Von Martin Schneider, Glasgow

Dass diese Diskussion den FC Bayern irgendwann einholen würde, das war eigentlich so vorhersehbar wie nasses Wetter in Schottland. Und als der Nieselregen in feinen Fäden auf den Rasen des Celtic-Parks niederging, stand Hasan Salihamidzic, Sportdirektor des FC Bayern, vor den Mikrofonen und meinte: "Wir werden keine Notkäufe machen. Wir schauen uns um, aber wir sind ganz ruhig."

Der entscheidende Teilsatz ("Wir schauen uns um") zeigt: Die Vorstandsetage der Münchner scheint erkannt zu haben, dass es vielleicht doch zu riskant war, mit genau einem einzigen Stürmer in die Saison zu gehen. Robert Lewandowski ist nun nicht schwer verletzt, gegen Leipzig in der Bundesliga meldete sich sein Oberschenkel und gegen Dortmund am Samstag soll er wieder spielen - aber der zwickende Muskel war offenbar ein Warnschuss, den Salihamidzic und Karl-Heinz Rummenigge gehört haben. Rummenigge meinte: "Wenn die sportiche Leitung irgendeinen Namen sinnvoll vorträgt, werden wir uns damit befassen." Das bedeutete: Wäre schon gut, einen Ersatz-Stürmer zu haben, aber wer soll das sein? Wen bekommt man denn im Winter? Da müsste uns Herr Salihamidzic erstmal einen präsentieren.

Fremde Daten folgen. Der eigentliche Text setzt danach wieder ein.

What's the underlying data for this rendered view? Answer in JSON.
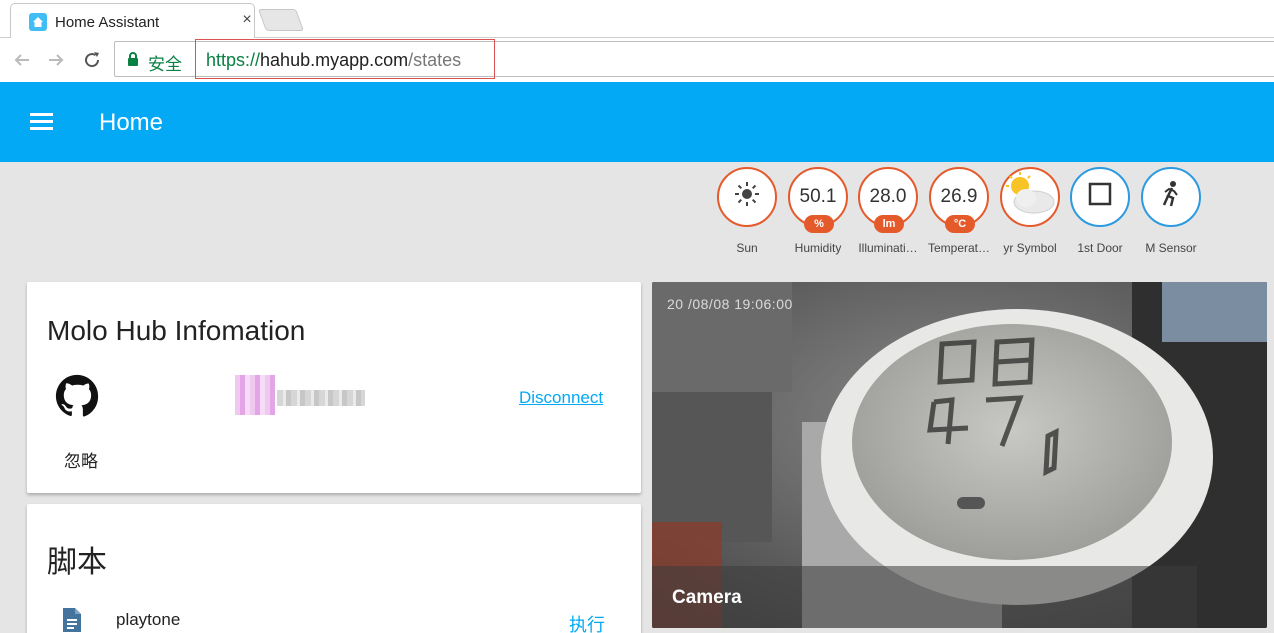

Dass das Team einen solchen braucht, sah man in Glasgow. Die Taktik ohne Sturm, für die sich Jupp Heynckes schließlich entschied - mit James Rodriguez als hängende Spitze oder "falsche Neun" - führte dazu, dass der Raum, der normalerweise von einem Stürmer besetzt gewesen wäre, ständig frei blieb. Wenn Boateng lange Pässe schlug, musste er Arturo Vidal suchen, der aus dem Mittelfeld startete. James, der vorne die Pässe der Mitspieler annehmen sollte, holte sich die Bälle selbst, nur um dann festzustellen, dass es vorne keine Anspielstation gab - er sollte dort ja eigentlich sein.

Heynckes verweist auf Real Madrid

Thomas Müller, nominell zweiter Stürmer im Bayern-Kader, fällt mit einem Muskelbündelriss aus und auch bei ihm hat sich in der Vergangenheit gezeigt, dass die Position ganz vorne nicht seine absolute Stärke ist. Der 23-jährige Kwasi Wriedt, eine Entdeckung von Heynckes in der zweiten Mannschaft des FC Bayern, ist in der Champions League nicht spielberechtigt.

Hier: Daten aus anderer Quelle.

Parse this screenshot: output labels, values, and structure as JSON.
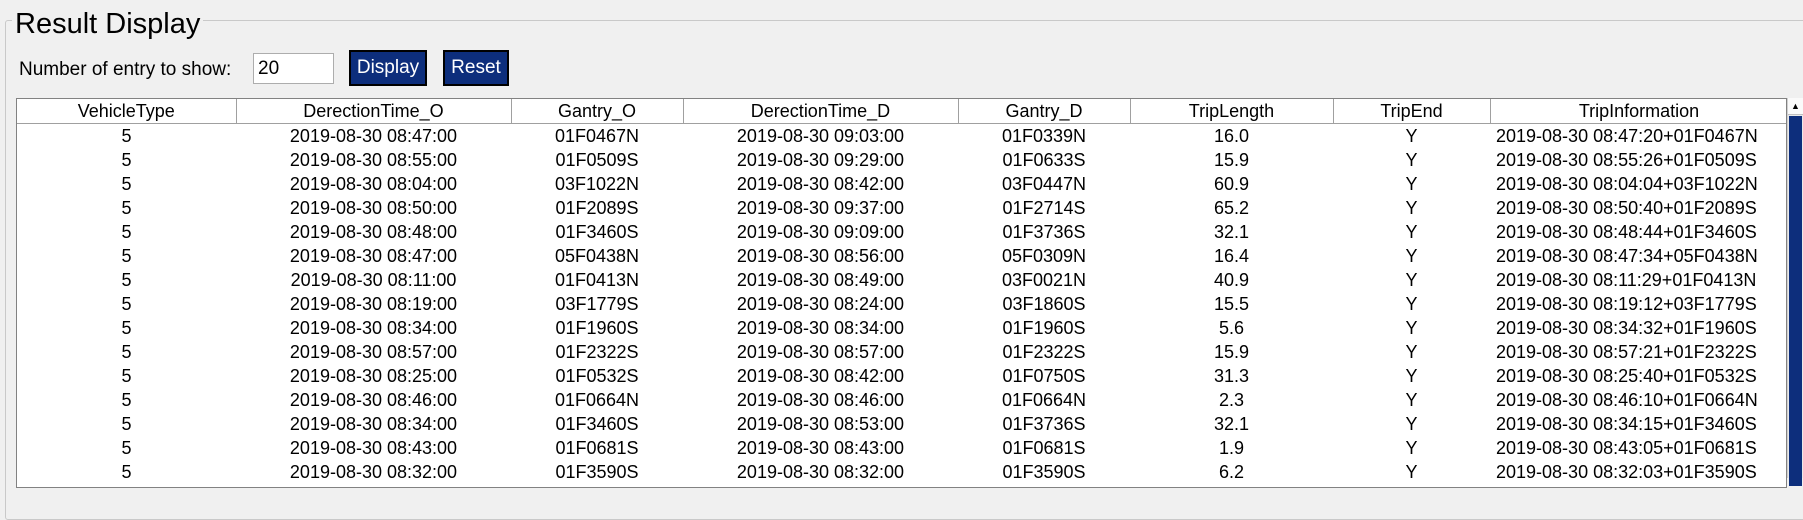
{
  "groupbox": {
    "title": "Result Display"
  },
  "controls": {
    "entry_label": "Number of entry to show:",
    "entry_value": "20",
    "display_label": "Display",
    "reset_label": "Reset"
  },
  "table": {
    "columns": [
      "VehicleType",
      "DerectionTime_O",
      "Gantry_O",
      "DerectionTime_D",
      "Gantry_D",
      "TripLength",
      "TripEnd",
      "TripInformation"
    ],
    "rows": [
      [
        "5",
        "2019-08-30 08:47:00",
        "01F0467N",
        "2019-08-30 09:03:00",
        "01F0339N",
        "16.0",
        "Y",
        "2019-08-30 08:47:20+01F0467N"
      ],
      [
        "5",
        "2019-08-30 08:55:00",
        "01F0509S",
        "2019-08-30 09:29:00",
        "01F0633S",
        "15.9",
        "Y",
        "2019-08-30 08:55:26+01F0509S"
      ],
      [
        "5",
        "2019-08-30 08:04:00",
        "03F1022N",
        "2019-08-30 08:42:00",
        "03F0447N",
        "60.9",
        "Y",
        "2019-08-30 08:04:04+03F1022N"
      ],
      [
        "5",
        "2019-08-30 08:50:00",
        "01F2089S",
        "2019-08-30 09:37:00",
        "01F2714S",
        "65.2",
        "Y",
        "2019-08-30 08:50:40+01F2089S"
      ],
      [
        "5",
        "2019-08-30 08:48:00",
        "01F3460S",
        "2019-08-30 09:09:00",
        "01F3736S",
        "32.1",
        "Y",
        "2019-08-30 08:48:44+01F3460S"
      ],
      [
        "5",
        "2019-08-30 08:47:00",
        "05F0438N",
        "2019-08-30 08:56:00",
        "05F0309N",
        "16.4",
        "Y",
        "2019-08-30 08:47:34+05F0438N"
      ],
      [
        "5",
        "2019-08-30 08:11:00",
        "01F0413N",
        "2019-08-30 08:49:00",
        "03F0021N",
        "40.9",
        "Y",
        "2019-08-30 08:11:29+01F0413N"
      ],
      [
        "5",
        "2019-08-30 08:19:00",
        "03F1779S",
        "2019-08-30 08:24:00",
        "03F1860S",
        "15.5",
        "Y",
        "2019-08-30 08:19:12+03F1779S"
      ],
      [
        "5",
        "2019-08-30 08:34:00",
        "01F1960S",
        "2019-08-30 08:34:00",
        "01F1960S",
        "5.6",
        "Y",
        "2019-08-30 08:34:32+01F1960S"
      ],
      [
        "5",
        "2019-08-30 08:57:00",
        "01F2322S",
        "2019-08-30 08:57:00",
        "01F2322S",
        "15.9",
        "Y",
        "2019-08-30 08:57:21+01F2322S"
      ],
      [
        "5",
        "2019-08-30 08:25:00",
        "01F0532S",
        "2019-08-30 08:42:00",
        "01F0750S",
        "31.3",
        "Y",
        "2019-08-30 08:25:40+01F0532S"
      ],
      [
        "5",
        "2019-08-30 08:46:00",
        "01F0664N",
        "2019-08-30 08:46:00",
        "01F0664N",
        "2.3",
        "Y",
        "2019-08-30 08:46:10+01F0664N"
      ],
      [
        "5",
        "2019-08-30 08:34:00",
        "01F3460S",
        "2019-08-30 08:53:00",
        "01F3736S",
        "32.1",
        "Y",
        "2019-08-30 08:34:15+01F3460S"
      ],
      [
        "5",
        "2019-08-30 08:43:00",
        "01F0681S",
        "2019-08-30 08:43:00",
        "01F0681S",
        "1.9",
        "Y",
        "2019-08-30 08:43:05+01F0681S"
      ],
      [
        "5",
        "2019-08-30 08:32:00",
        "01F3590S",
        "2019-08-30 08:32:00",
        "01F3590S",
        "6.2",
        "Y",
        "2019-08-30 08:32:03+01F3590S"
      ]
    ]
  },
  "scrollbar": {
    "up_arrow_icon": "up-arrow-icon",
    "thumb_color": "#0d2e7c"
  }
}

Ein zweiter Stürmer wäre gut, da sind sich alle einig. Aber so einfach ist es dann eben doch nicht. Jupp Heynckes, der nach eigenen Angaben in seiner Vor-Bayern-Trainer-Zeit den europäischen Fußball in seinem Ruhestand weiter genau beobachtet hat, bewies das, in dem er vor dem Spiel in Glasgow mal zur europäischen Konkurrenz blickte: "Alle großen Mannschaften haben eine Referenz im Sturm", sagte Heynckes und zählte auf: Real Madrid hat vorne Karim Benzema, der FC Barcelona Luis Suarez und Paris Saint Germain Edinson Cavani. Ersatzstürmer bei diesen Teams: Keine. Jedenfalls keine Lösung, die über die bayerische Improvisation mit Thomas Müller hinausgehen würde.

Beim FC Bayern waren sie jahrelang ein bisschen von Claudio Pizarro verwöhnt. Pizarro, ein fröhlicher Mensch, war der ideale Backup-Stürmer. Er zog lebenslustig durch München, setzte sich unkompliziert auf die Bank und wenn er eingewechselt wurde, dann schoss er vier Tore gegen den HSV. Eines der besonderen Merkmale von Claudio Pizarro ist aber auch, dass es nur einen Claudio Pizarro gibt.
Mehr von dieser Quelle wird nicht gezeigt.